For first-timer singles purchasing a resale flat, the maximum CPF Housing Grant has been raised:
2- to 4-room flats: From $25,000 to $40,000.
5-room or larger flats: From $20,000 to $25,000.
Eligible singles can receive up to $40,000 starting April 1, 2023, with those submitting applications on or after February 14, 2023, 3:30 PM, qualifying for the increased grant amount, which will be credited within 3 months of resale completion.
Eligibility Criteria:
First-timer singles (aged 35 or above) purchasing a resale flat alone, with another first-timer single, or with parents.
Alternatively, first-timer singles aged 21 or above purchasing with a non-resident spouse.
Must be a Singaporean citizen.
Must not have received any prior housing subsidy.
Monthly gross household income should not exceed $7,000 (or $14,000 when purchasing with family or other singles).
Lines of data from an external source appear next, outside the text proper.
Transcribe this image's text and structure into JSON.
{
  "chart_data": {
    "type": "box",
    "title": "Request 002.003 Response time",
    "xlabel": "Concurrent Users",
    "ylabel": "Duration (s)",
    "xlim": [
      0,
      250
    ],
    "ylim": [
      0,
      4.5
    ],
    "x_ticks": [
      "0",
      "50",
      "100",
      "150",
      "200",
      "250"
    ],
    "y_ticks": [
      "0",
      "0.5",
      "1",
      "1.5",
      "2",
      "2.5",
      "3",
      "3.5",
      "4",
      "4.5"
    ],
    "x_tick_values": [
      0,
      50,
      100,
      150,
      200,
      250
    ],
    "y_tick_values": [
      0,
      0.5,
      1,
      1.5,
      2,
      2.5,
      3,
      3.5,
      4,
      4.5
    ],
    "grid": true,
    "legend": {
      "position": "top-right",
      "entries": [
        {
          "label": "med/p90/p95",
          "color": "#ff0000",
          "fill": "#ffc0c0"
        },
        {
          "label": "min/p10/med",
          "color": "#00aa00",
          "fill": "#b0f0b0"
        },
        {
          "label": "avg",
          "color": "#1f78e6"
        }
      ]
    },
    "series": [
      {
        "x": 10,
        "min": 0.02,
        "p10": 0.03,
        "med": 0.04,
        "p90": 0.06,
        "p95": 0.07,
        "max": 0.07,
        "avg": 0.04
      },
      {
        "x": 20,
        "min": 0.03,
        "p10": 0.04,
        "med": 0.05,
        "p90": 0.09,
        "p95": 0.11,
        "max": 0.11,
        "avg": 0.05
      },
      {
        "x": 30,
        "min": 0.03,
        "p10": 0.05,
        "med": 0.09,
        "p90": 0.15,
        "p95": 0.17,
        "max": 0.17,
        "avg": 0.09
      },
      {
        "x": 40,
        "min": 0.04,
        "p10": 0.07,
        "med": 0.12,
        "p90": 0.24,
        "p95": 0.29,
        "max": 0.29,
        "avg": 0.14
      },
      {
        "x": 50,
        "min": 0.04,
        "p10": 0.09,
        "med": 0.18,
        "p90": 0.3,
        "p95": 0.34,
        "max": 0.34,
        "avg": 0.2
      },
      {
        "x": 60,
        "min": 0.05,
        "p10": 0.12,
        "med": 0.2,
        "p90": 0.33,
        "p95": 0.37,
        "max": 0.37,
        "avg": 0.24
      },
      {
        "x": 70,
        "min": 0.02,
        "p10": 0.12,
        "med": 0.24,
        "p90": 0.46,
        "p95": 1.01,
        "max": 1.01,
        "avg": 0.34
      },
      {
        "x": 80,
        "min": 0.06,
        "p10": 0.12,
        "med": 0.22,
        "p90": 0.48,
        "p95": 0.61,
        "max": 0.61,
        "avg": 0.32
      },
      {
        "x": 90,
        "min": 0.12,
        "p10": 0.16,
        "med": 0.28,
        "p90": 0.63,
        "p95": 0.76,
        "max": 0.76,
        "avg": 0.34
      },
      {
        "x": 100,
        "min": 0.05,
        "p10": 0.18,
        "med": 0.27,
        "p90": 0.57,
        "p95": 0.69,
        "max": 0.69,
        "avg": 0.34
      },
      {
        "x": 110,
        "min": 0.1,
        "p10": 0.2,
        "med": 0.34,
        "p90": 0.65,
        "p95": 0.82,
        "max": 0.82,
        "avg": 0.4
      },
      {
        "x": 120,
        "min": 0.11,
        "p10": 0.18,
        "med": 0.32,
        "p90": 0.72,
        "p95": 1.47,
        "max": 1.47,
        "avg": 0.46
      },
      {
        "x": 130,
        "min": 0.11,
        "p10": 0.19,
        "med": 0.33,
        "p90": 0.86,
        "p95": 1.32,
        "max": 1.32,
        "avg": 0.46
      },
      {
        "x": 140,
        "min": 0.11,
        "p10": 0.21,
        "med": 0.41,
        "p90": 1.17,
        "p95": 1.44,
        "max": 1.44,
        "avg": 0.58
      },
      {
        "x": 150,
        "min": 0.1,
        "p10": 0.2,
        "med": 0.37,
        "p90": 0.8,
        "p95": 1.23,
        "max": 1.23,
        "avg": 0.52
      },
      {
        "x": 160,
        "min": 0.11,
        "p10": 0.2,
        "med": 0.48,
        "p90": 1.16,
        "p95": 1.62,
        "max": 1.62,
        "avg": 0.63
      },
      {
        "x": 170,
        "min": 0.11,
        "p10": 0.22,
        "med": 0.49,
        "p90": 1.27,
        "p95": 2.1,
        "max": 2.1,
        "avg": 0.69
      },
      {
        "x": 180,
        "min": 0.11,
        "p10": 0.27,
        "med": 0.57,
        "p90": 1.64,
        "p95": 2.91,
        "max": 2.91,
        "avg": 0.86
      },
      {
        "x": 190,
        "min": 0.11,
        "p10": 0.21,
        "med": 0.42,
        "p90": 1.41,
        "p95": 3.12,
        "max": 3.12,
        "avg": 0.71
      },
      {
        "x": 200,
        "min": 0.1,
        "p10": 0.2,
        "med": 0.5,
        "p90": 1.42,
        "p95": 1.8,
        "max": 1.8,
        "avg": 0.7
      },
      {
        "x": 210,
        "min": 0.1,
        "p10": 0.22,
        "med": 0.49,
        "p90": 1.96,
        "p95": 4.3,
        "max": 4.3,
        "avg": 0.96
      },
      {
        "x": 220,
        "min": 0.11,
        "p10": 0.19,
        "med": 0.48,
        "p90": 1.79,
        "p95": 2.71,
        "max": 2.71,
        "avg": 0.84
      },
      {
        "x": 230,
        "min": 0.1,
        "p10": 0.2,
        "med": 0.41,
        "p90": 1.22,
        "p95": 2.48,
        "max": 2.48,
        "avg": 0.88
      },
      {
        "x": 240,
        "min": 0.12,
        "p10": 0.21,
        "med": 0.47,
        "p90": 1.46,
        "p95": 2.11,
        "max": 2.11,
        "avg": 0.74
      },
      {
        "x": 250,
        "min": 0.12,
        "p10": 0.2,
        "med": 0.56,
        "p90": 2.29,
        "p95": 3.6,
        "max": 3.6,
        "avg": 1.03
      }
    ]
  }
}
No ownership or interest in local or overseas private property.
The flat should not be involved in any SERS project.
No private property disposal within 30 months before the flat application.
Remaining lease of the property must be more than 20 years.
First-timer singles purchasing a resale flat who qualify for the CPF Housing Grant can also apply for the EHG. The grant offers up to $40,000. When purchasing with another first-timer single, both parties can each qualify for EHG, receiving up to a combined $80,000.
Living with parents/child: Receive $15,000.
Living near parents/child (within 4 km): Receive $10,000.
In total, eligible first-timer singles can receive up to $95,000 in housing grants—an increase of $15,000.